Nokia shook up the smartphone marketplace Wednesday with news that it will expand the range of devices supporting Microsoft’s Exchange ActiveSync, the software maker’s corporate e-mail application, to all Nokia devices running the S60 Symbian operating system.
That will stretch the number of devices which include the Mail for Exchange feature by an additional 43 handsets. For businesses, the announcement essentially means that another 80 million mobile phones — the number of S60 converged devices shipped globally to date — are now in play and able to access corporate e-mail using Microsoft’s system.
In addition, the Finnish hardware manufacturer said that Mail for Exchange will be available out-of-the-box in future releases of its E-series and N-series handsets.
“It looks good. I’m going to have to do some thinking on the implications this has on what we’ve historically called the cell phone market,” said Bill Hughes, an In-Stat analyst, who demoed the new feature at the CTIA Wireless tradeshow held in San Francisco.
Who Needs a Smartphone?
Nokia’s decision to provide support for ActiveSync across a multitude of devices will have a deep impact on the smartphone market, said Hughes.
“Most of what people use smartphones for is wireless e-mail. Number two and three are synchronizing their contacts and synchronizing their calendar. When you can do that on more phones, I have to figure out how that will affect the market we call ‘smartphones,'” he explained.
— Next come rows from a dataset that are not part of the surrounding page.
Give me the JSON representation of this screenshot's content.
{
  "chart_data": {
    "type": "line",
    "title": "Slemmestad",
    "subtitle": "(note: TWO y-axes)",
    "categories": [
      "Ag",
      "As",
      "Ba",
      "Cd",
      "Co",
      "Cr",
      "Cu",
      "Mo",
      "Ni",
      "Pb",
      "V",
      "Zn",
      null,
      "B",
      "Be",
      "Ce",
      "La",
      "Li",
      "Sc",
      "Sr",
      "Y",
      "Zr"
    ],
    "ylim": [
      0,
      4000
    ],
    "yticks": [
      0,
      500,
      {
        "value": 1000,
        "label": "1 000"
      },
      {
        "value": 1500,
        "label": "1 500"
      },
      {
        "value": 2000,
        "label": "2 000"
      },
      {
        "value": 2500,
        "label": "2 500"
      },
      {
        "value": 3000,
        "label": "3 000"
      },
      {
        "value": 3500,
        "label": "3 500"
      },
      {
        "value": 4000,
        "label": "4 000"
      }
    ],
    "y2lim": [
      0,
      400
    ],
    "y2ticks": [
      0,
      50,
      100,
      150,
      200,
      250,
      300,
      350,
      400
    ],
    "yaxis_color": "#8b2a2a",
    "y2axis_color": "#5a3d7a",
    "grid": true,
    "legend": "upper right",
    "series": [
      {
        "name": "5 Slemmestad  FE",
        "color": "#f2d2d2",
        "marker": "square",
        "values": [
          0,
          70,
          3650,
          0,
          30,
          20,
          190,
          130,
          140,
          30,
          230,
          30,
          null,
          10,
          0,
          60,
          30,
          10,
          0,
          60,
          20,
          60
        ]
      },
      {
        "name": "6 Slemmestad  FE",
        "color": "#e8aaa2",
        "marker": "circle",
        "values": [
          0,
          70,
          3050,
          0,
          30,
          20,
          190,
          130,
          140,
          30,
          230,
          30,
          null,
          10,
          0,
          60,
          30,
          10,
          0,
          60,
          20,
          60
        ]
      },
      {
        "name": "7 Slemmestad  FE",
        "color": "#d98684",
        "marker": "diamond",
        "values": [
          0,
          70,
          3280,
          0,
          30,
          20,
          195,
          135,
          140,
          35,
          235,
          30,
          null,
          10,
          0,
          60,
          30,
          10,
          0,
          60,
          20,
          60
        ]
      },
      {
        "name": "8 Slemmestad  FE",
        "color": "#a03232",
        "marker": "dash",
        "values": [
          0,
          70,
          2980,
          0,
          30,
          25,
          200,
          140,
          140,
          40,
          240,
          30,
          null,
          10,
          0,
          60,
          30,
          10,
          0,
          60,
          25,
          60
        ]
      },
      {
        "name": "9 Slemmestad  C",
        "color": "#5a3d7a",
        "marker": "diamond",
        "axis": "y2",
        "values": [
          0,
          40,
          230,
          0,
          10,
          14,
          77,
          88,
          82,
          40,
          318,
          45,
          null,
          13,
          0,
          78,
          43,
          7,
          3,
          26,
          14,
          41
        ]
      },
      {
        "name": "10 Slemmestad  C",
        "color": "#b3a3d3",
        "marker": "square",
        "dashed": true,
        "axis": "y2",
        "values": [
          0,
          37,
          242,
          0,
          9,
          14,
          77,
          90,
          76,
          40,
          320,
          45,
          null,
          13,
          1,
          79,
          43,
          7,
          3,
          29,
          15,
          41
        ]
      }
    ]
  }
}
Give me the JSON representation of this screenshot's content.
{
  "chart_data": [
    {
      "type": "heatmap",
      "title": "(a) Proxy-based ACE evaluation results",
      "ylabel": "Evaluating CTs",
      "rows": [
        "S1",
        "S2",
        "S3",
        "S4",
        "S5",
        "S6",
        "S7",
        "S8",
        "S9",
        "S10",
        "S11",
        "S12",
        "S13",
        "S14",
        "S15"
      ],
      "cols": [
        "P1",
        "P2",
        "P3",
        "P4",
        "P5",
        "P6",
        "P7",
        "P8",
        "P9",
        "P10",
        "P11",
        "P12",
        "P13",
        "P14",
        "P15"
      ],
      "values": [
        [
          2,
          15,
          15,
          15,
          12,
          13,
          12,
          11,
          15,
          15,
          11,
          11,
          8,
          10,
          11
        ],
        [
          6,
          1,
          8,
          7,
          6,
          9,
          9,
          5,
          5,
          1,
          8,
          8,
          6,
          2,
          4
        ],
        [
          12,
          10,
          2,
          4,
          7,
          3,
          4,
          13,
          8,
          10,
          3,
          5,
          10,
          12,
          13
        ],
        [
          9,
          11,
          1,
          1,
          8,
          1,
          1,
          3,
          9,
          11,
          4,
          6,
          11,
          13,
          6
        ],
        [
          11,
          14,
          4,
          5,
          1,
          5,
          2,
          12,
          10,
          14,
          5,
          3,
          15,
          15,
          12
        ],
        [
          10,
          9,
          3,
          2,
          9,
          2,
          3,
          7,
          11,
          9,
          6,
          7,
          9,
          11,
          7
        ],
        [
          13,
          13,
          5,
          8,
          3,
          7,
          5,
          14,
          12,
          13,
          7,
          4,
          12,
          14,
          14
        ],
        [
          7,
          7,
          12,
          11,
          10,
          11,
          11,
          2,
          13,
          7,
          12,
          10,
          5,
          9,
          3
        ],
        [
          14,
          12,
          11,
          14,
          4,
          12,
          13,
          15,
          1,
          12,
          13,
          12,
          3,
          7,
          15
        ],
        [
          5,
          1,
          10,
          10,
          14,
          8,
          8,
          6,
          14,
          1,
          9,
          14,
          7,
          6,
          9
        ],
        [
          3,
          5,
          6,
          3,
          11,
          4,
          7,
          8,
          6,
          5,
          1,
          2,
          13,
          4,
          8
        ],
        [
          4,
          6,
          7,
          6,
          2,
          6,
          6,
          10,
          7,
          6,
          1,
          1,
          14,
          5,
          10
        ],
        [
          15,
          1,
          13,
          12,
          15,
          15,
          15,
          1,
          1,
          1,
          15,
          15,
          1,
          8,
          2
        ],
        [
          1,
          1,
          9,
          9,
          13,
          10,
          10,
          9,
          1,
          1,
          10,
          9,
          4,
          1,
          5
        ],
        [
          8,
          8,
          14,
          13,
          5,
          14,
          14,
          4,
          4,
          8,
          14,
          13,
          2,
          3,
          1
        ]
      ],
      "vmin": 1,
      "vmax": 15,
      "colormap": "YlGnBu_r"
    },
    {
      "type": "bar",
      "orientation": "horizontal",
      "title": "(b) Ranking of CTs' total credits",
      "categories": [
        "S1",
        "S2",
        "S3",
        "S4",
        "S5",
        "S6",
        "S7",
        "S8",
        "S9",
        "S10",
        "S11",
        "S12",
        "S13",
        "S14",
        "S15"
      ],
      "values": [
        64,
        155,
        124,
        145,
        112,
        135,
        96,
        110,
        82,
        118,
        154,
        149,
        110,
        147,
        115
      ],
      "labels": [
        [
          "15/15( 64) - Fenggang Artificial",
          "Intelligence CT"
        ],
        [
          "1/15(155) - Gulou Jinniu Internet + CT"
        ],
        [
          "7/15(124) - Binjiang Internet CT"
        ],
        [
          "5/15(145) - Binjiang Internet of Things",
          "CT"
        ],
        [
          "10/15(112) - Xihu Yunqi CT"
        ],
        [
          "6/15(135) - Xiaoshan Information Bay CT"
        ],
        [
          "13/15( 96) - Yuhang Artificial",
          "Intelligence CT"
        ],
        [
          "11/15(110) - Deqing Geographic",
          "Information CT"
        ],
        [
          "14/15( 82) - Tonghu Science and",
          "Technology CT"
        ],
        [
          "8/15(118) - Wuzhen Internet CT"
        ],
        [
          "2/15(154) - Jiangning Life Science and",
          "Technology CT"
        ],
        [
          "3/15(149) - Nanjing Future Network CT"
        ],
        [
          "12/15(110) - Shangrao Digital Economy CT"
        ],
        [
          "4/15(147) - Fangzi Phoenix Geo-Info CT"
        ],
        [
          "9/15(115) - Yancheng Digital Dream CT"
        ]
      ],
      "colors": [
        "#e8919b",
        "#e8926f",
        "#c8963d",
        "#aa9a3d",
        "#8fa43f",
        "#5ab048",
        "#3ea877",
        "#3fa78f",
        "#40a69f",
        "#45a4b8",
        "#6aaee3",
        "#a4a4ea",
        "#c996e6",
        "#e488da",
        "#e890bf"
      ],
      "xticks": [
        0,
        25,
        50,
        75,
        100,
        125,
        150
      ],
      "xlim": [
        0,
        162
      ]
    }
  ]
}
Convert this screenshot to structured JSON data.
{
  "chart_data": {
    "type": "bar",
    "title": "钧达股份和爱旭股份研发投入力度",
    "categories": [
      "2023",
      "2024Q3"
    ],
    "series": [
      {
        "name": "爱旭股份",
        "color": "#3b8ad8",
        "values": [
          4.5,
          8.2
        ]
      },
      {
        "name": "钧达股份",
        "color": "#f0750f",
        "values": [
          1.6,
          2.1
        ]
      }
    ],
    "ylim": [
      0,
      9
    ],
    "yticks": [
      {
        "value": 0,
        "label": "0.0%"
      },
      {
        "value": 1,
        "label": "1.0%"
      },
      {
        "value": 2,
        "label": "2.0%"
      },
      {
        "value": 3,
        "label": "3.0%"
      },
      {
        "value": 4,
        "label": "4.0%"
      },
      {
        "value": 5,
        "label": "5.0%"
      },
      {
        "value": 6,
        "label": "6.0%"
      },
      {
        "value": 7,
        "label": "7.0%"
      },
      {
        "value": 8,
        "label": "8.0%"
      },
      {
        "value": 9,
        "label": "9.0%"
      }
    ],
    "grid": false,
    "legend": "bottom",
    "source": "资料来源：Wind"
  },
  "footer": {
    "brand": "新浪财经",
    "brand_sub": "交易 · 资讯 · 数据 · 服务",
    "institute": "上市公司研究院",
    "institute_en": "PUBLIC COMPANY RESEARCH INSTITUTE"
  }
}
Smartphones offer a greater number of features and capabilities, but “if you get 90 percent of the benefits of a smartphone [on a standard cell phone], then what’s the incentive? This is a significant announcement,” Hughes continued.
Nokia device owners who work with an organization that uses ActiveSync can set up Mail for Exchange on their mobile handsets from the e-mail setup plug-in on the home screen.
After the application has been set up, real-time access to office e-mail, calendar, contacts, tasks and company directory will be available via a data plan service provided by the user’s mobile phone carrier. Users will be able to set e-mail priorities, receive alerts for meeting request conflicts, access a standalone global address list application and download and edit a variety of attachments.
The reason Nokia is able to make this work is that its handsets — from the top-of-the-line models to entry-level devices — use the Symbian operating system. “It really is a smartphone operating system,” noted Hughes.
If I Only Had a Brain
Perhaps the largest factor that differentiates devices generally considered to be smartphones from those considered to be mere cell phones is the ability to download, install and run sophisticated mobile software applications.
“This democratizes some of the higher-end applications — some of the big drivers,” noted Hughes. “This is pretty significant not so much in the United States, because Symbian does not have as strong a presence here, but in Europe and definitely Asia.”